GMI and Si2 announced a strategic partnership to provide seamless
subscription access, account management and special pricing to the firms’ ESG Board Briefing Research, Shareholder Proposal Analysis, and Executive Pay Scorecards. The combination of GMI’s compensation analysis with Si2’s expert insights into key environmental and social issues and proposal analysis may create a vital new resource for corporations seeking to inform their boards and investors seeking to make critical voting decisions. According to GMI’s CEO Jack Zwingli
Given the potential impact of ESG risk on a company’s value, it has become increasingly important for investors and corporate stakeholders to have a better understanding of which companies are effectively managing this kind of risk. The partnership brings together two firms known for their in-depth expertise in different areas of ESG research, providing clients with a convenient means of accessing their insights through a single platform.
Subscribers to both subscription services will now be able to access Si2 shareholder proposal analysis through a company’s profile in the GMI Analyst platform.
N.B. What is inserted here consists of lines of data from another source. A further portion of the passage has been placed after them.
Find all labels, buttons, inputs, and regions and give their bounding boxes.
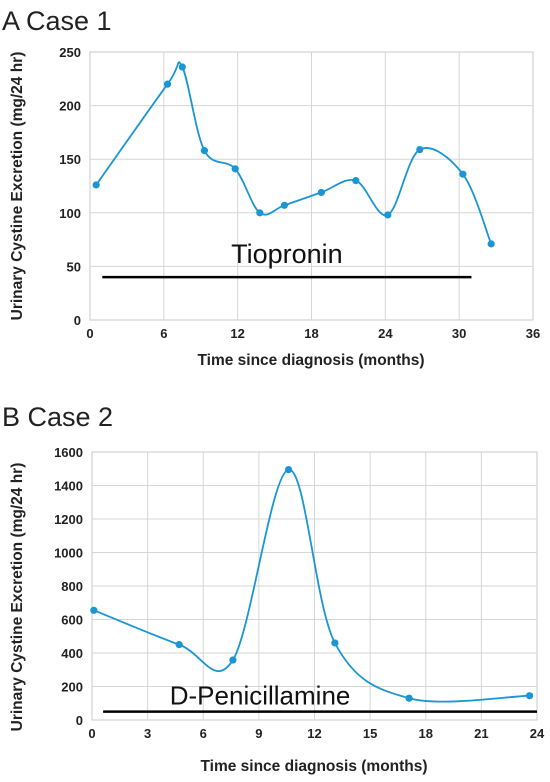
panel-b-case-2: B Case 2 D-Penicillamine 0 3 6 9 12 15 18 21 24 … — [2, 402, 545, 775]
data-point — [352, 177, 360, 185]
panel-b-title: B Case 2 — [2, 402, 113, 432]
x-tick-label: 21 — [474, 726, 488, 741]
data-point — [384, 211, 392, 219]
y-tick-label: 1600 — [54, 445, 83, 460]
panel-a-treatment-bar-group: Tiopronin — [102, 239, 472, 279]
panel-b-treatment-bar-group: D-Penicillamine — [103, 681, 537, 713]
data-point — [525, 692, 534, 700]
treatment-label: Tiopronin — [231, 239, 343, 269]
y-tick-label: 150 — [59, 152, 81, 167]
panel-a-case-1: A Case 1 Tiopronin 0 6 12 18 24 30 36 0 50 100 15… — [2, 6, 540, 369]
data-point — [405, 694, 413, 702]
panel-b-x-tick-labels: 0 3 6 9 12 15 18 21 24 — [88, 726, 545, 741]
x-tick-label: 12 — [230, 326, 244, 341]
data-point — [317, 188, 325, 197]
data-point — [459, 170, 467, 178]
data-point — [90, 606, 98, 614]
panel-b-y-tick-labels: 0 200 400 600 800 1000 1200 1400 1600 — [54, 445, 83, 728]
x-tick-label: 18 — [304, 326, 318, 341]
panel-b-y-axis-label: Urinary Cystine Excretion (mg/24 hr) — [9, 463, 26, 732]
data-point — [200, 147, 209, 155]
y-tick-label: 0 — [74, 313, 81, 328]
y-tick-label: 200 — [61, 680, 83, 695]
panel-a-title: A Case 1 — [2, 6, 112, 36]
y-tick-label: 0 — [76, 713, 83, 728]
data-point — [163, 80, 172, 88]
panel-b-data-points — [90, 465, 534, 702]
y-tick-label: 50 — [67, 259, 81, 274]
x-tick-label: 0 — [88, 726, 95, 741]
panel-b-x-axis-label: Time since diagnosis (months) — [200, 758, 427, 775]
treatment-label: D-Penicillamine — [170, 681, 351, 711]
data-point — [416, 145, 424, 154]
x-tick-label: 0 — [86, 326, 93, 341]
data-point — [280, 201, 289, 209]
x-tick-label: 12 — [307, 726, 321, 741]
panel-a-gridlines — [90, 52, 533, 320]
data-point — [331, 639, 339, 647]
panel-b-gridlines — [92, 452, 537, 720]
data-point — [284, 465, 293, 474]
y-tick-label: 1200 — [54, 512, 83, 527]
data-point — [487, 240, 495, 248]
y-tick-label: 800 — [61, 579, 83, 594]
data-point — [229, 656, 237, 664]
y-tick-label: 1000 — [54, 546, 83, 561]
y-tick-label: 600 — [61, 613, 83, 628]
panel-a-x-axis-label: Time since diagnosis (months) — [197, 352, 424, 369]
y-tick-label: 1400 — [54, 479, 83, 494]
x-tick-label: 9 — [255, 726, 262, 741]
panel-a-data-points — [92, 63, 495, 248]
x-tick-label: 6 — [160, 326, 167, 341]
panel-a-y-axis-label: Urinary Cystine Excretion (mg/24 hr) — [9, 52, 26, 321]
x-tick-label: 6 — [200, 726, 207, 741]
x-tick-label: 24 — [530, 726, 545, 741]
x-tick-label: 3 — [144, 726, 151, 741]
x-tick-label: 36 — [526, 326, 540, 341]
y-tick-label: 100 — [59, 206, 81, 221]
x-tick-label: 24 — [378, 326, 393, 341]
data-point — [256, 209, 264, 217]
x-tick-label: 15 — [363, 726, 377, 741]
x-tick-label: 18 — [419, 726, 433, 741]
y-tick-label: 250 — [59, 45, 81, 60]
y-tick-label: 200 — [59, 99, 81, 114]
x-tick-label: 30 — [452, 326, 466, 341]
panel-a-y-tick-labels: 0 50 100 150 200 250 — [59, 45, 81, 328]
data-point — [92, 181, 100, 189]
panel-a-x-tick-labels: 0 6 12 18 24 30 36 — [86, 326, 540, 341]
data-point — [175, 641, 183, 649]
data-point — [231, 165, 239, 173]
data-point — [178, 63, 186, 71]
y-tick-label: 400 — [61, 646, 83, 661]
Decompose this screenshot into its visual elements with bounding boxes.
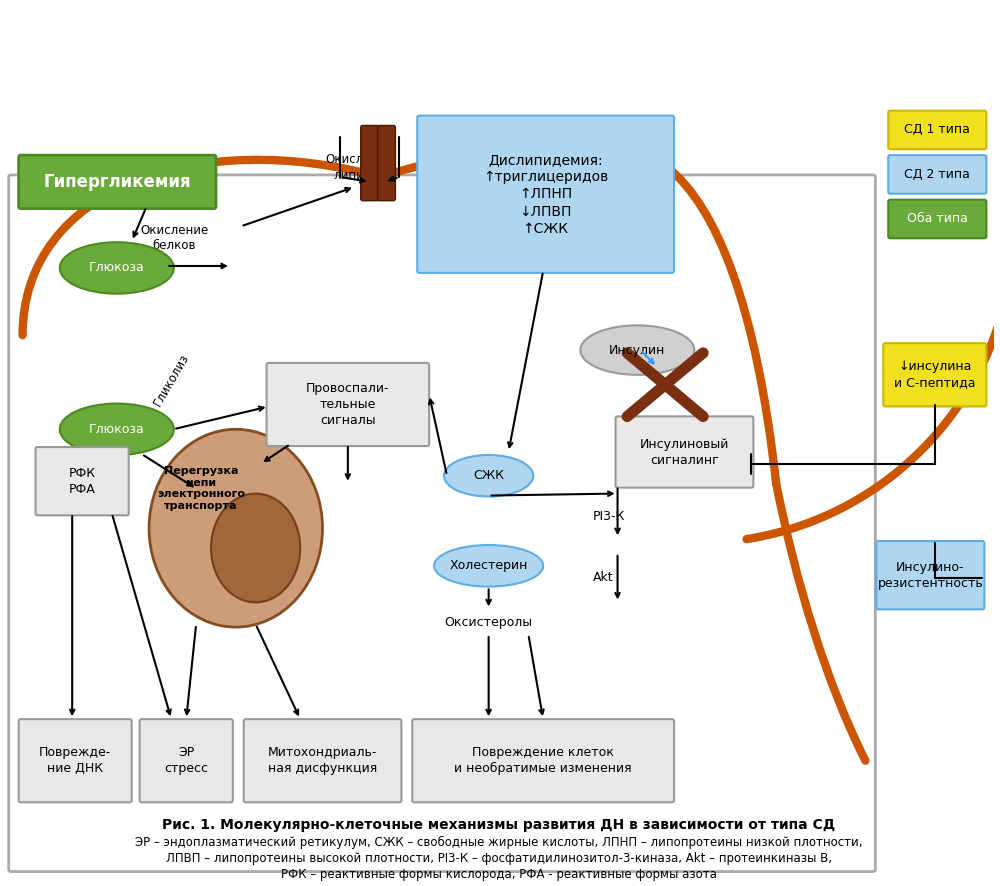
Text: Инсулин: Инсулин [609, 344, 666, 356]
Text: ↓инсулина
и С-пептида: ↓инсулина и С-пептида [894, 361, 976, 389]
Ellipse shape [444, 455, 533, 496]
Text: Окисление
белков: Окисление белков [140, 224, 208, 253]
Text: Akt: Akt [593, 571, 613, 584]
FancyBboxPatch shape [19, 155, 216, 208]
Ellipse shape [580, 325, 694, 375]
Text: Окисление
липидов: Окисление липидов [326, 153, 394, 181]
FancyBboxPatch shape [267, 363, 429, 446]
FancyBboxPatch shape [876, 541, 984, 610]
FancyBboxPatch shape [35, 447, 129, 516]
FancyBboxPatch shape [19, 719, 132, 803]
Text: СЖК: СЖК [473, 470, 504, 482]
Text: Инсулино-
резистентность: Инсулино- резистентность [878, 561, 983, 590]
FancyBboxPatch shape [883, 343, 986, 407]
FancyBboxPatch shape [378, 126, 395, 200]
Text: СД 2 типа: СД 2 типа [904, 168, 970, 181]
Text: ЛПВП – липопротеины высокой плотности, PI3-К – фосфатидилинозитол-3-киназа, Akt : ЛПВП – липопротеины высокой плотности, P… [166, 851, 832, 865]
FancyBboxPatch shape [888, 155, 986, 194]
FancyBboxPatch shape [888, 199, 986, 238]
FancyBboxPatch shape [417, 115, 674, 273]
Text: Глюкоза: Глюкоза [89, 261, 145, 275]
Text: Оба типа: Оба типа [907, 213, 968, 225]
Text: Дислипидемия:
↑триглицеридов
↑ЛПНП
↓ЛПВП
↑СЖК: Дислипидемия: ↑триглицеридов ↑ЛПНП ↓ЛПВП… [483, 152, 608, 236]
FancyBboxPatch shape [361, 126, 379, 200]
Text: ЭР – эндоплазматический ретикулум, СЖК – свободные жирные кислоты, ЛПНП – липопр: ЭР – эндоплазматический ретикулум, СЖК –… [135, 835, 862, 849]
FancyBboxPatch shape [412, 719, 674, 803]
Text: СД 1 типа: СД 1 типа [904, 123, 970, 136]
Ellipse shape [211, 494, 300, 602]
Text: Рис. 1. Молекулярно-клеточные механизмы развития ДН в зависимости от типа СД: Рис. 1. Молекулярно-клеточные механизмы … [162, 818, 835, 832]
FancyBboxPatch shape [616, 416, 753, 487]
Ellipse shape [149, 429, 323, 627]
Text: Поврежде-
ние ДНК: Поврежде- ние ДНК [39, 746, 111, 775]
Ellipse shape [60, 403, 174, 455]
Text: РФК – реактивные формы кислорода, РФА - реактивные формы азота: РФК – реактивные формы кислорода, РФА - … [281, 867, 716, 881]
FancyBboxPatch shape [9, 175, 875, 872]
Text: Митохондриаль-
ная дисфункция: Митохондриаль- ная дисфункция [268, 746, 377, 775]
FancyBboxPatch shape [888, 111, 986, 149]
Text: Гликолиз: Гликолиз [151, 351, 192, 408]
Ellipse shape [434, 545, 543, 587]
Text: Инсулиновый
сигналинг: Инсулиновый сигналинг [640, 438, 729, 467]
Text: Провоспали-
тельные
сигналы: Провоспали- тельные сигналы [306, 382, 390, 427]
Text: Холестерин: Холестерин [449, 559, 528, 572]
Text: РФК
РФА: РФК РФА [69, 467, 96, 495]
Text: PI3-К: PI3-К [593, 509, 625, 523]
FancyBboxPatch shape [140, 719, 233, 803]
Text: ЭР
стресс: ЭР стресс [164, 746, 208, 775]
FancyBboxPatch shape [244, 719, 401, 803]
Text: Оксистеролы: Оксистеролы [445, 616, 533, 629]
Text: Перегрузка
цепи
электронного
транспорта: Перегрузка цепи электронного транспорта [157, 466, 245, 511]
Text: Гипергликемия: Гипергликемия [43, 173, 191, 190]
Text: Глюкоза: Глюкоза [89, 423, 145, 436]
Ellipse shape [60, 242, 174, 293]
Text: Повреждение клеток
и необратимые изменения: Повреждение клеток и необратимые изменен… [454, 746, 632, 775]
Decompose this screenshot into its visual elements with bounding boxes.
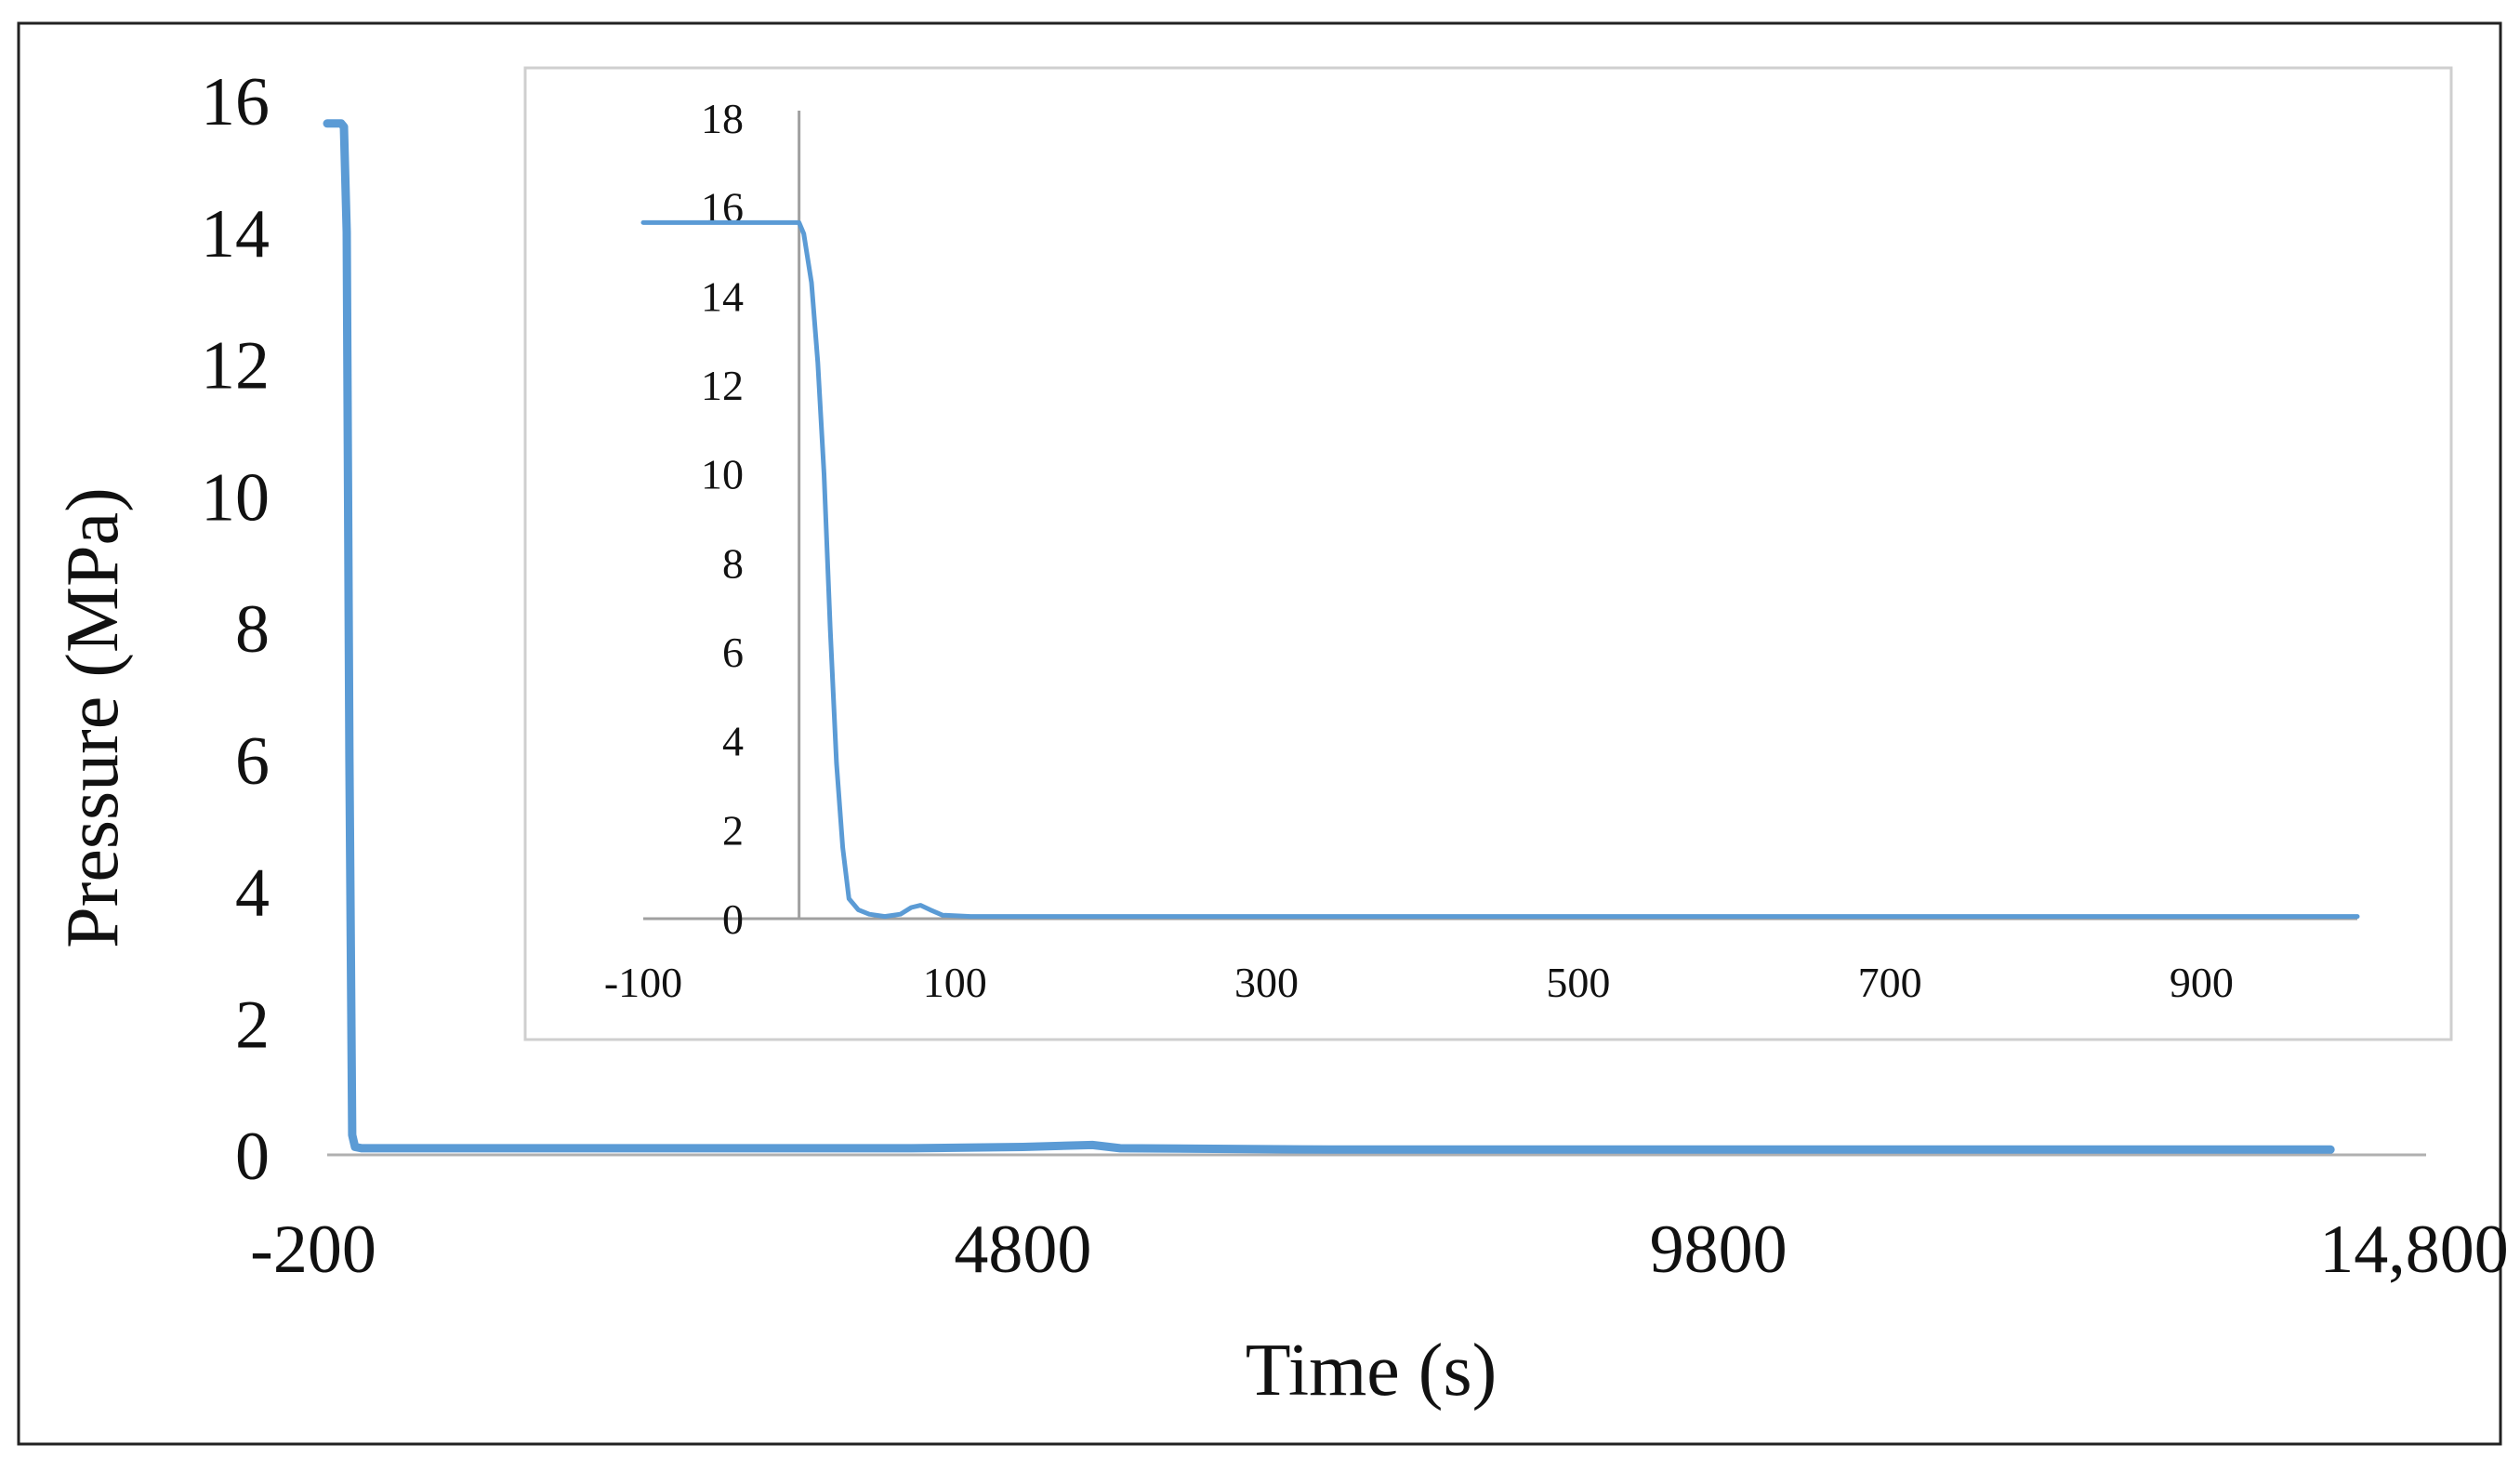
main-y-axis-label: Pressure (MPa) bbox=[52, 487, 134, 948]
main-y-tick-label: 12 bbox=[201, 328, 270, 404]
main-y-tick-label: 6 bbox=[235, 723, 270, 800]
inset-x-tick-label: 500 bbox=[1546, 959, 1610, 1006]
inset-y-tick-label: 18 bbox=[701, 95, 744, 142]
inset-x-tick-label: 300 bbox=[1234, 959, 1299, 1006]
main-y-tick-label: 2 bbox=[235, 987, 270, 1063]
main-x-tick-label: -200 bbox=[250, 1212, 376, 1288]
main-y-tick-label: 16 bbox=[201, 64, 270, 140]
main-x-axis-label: Time (s) bbox=[1246, 1330, 1497, 1411]
inset-y-tick-label: 0 bbox=[722, 895, 744, 943]
inset-y-tick-label: 8 bbox=[722, 539, 744, 587]
main-series-line-0 bbox=[323, 119, 2335, 1154]
inset-y-tick-label: 10 bbox=[701, 451, 744, 498]
inset-y-tick-label: 12 bbox=[701, 362, 744, 409]
main-x-tick-label: 4800 bbox=[954, 1212, 1091, 1288]
inset-x-tick-label: 100 bbox=[923, 959, 987, 1006]
inset-y-tick-label: 6 bbox=[722, 629, 744, 676]
main-y-tick-label: 4 bbox=[235, 855, 270, 932]
inset-y-tick-label: 4 bbox=[722, 718, 744, 765]
main-y-tick-label: 14 bbox=[201, 196, 270, 272]
main-chart: 0 2 4 6 8 10 12 14 16 -200 4800 9800 14,800 Time (s) P… bbox=[52, 64, 2509, 1411]
inset-y-tick-label: 14 bbox=[701, 272, 744, 320]
main-y-tick-label: 0 bbox=[235, 1119, 270, 1195]
inset-x-tick-label: 700 bbox=[1858, 959, 1922, 1006]
inset-x-tick-label: -100 bbox=[604, 959, 682, 1006]
inset-series-line-0 bbox=[640, 219, 2360, 920]
main-y-tick-label: 10 bbox=[201, 459, 270, 536]
inset-border bbox=[523, 66, 2453, 1041]
main-y-tick-label: 8 bbox=[235, 591, 270, 668]
inset-x-tick-label: 900 bbox=[2170, 959, 2234, 1006]
inset-y-tick-label: 2 bbox=[722, 806, 744, 854]
main-x-tick-label: 9800 bbox=[1650, 1212, 1788, 1288]
main-x-tick-label: 14,800 bbox=[2319, 1212, 2509, 1288]
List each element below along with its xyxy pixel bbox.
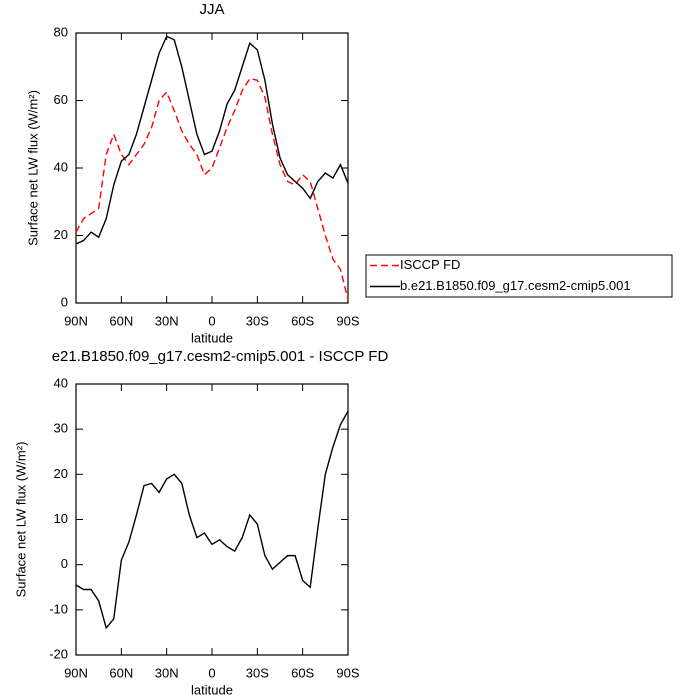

In addition, the two firms are offering a joint proxy season research package designed to inform corporations and investors about key issues and votes for 2012. The package will include in-depth briefings on the most important social and
environmental issues of the shareholder proposal season; a review of the first year of Say on Pay in the United States and its implications for 2012; and a set of Executive Pay Scorecards, available for a company and a set of its peers, which will rate compensation disclosed in 2012 proxies. Says, Si2 Executive Director Heidi Welsh
This partnership leverages the strengths of both firms to offer a combined package superior to the sum of its constituent parts. This is the first time corporate boards and institutional investors can come to one place for comprehensive, independent research and analyses of the complex E, S and G factors confronting corporations and shareowners, including climate change, human rights and executive pay.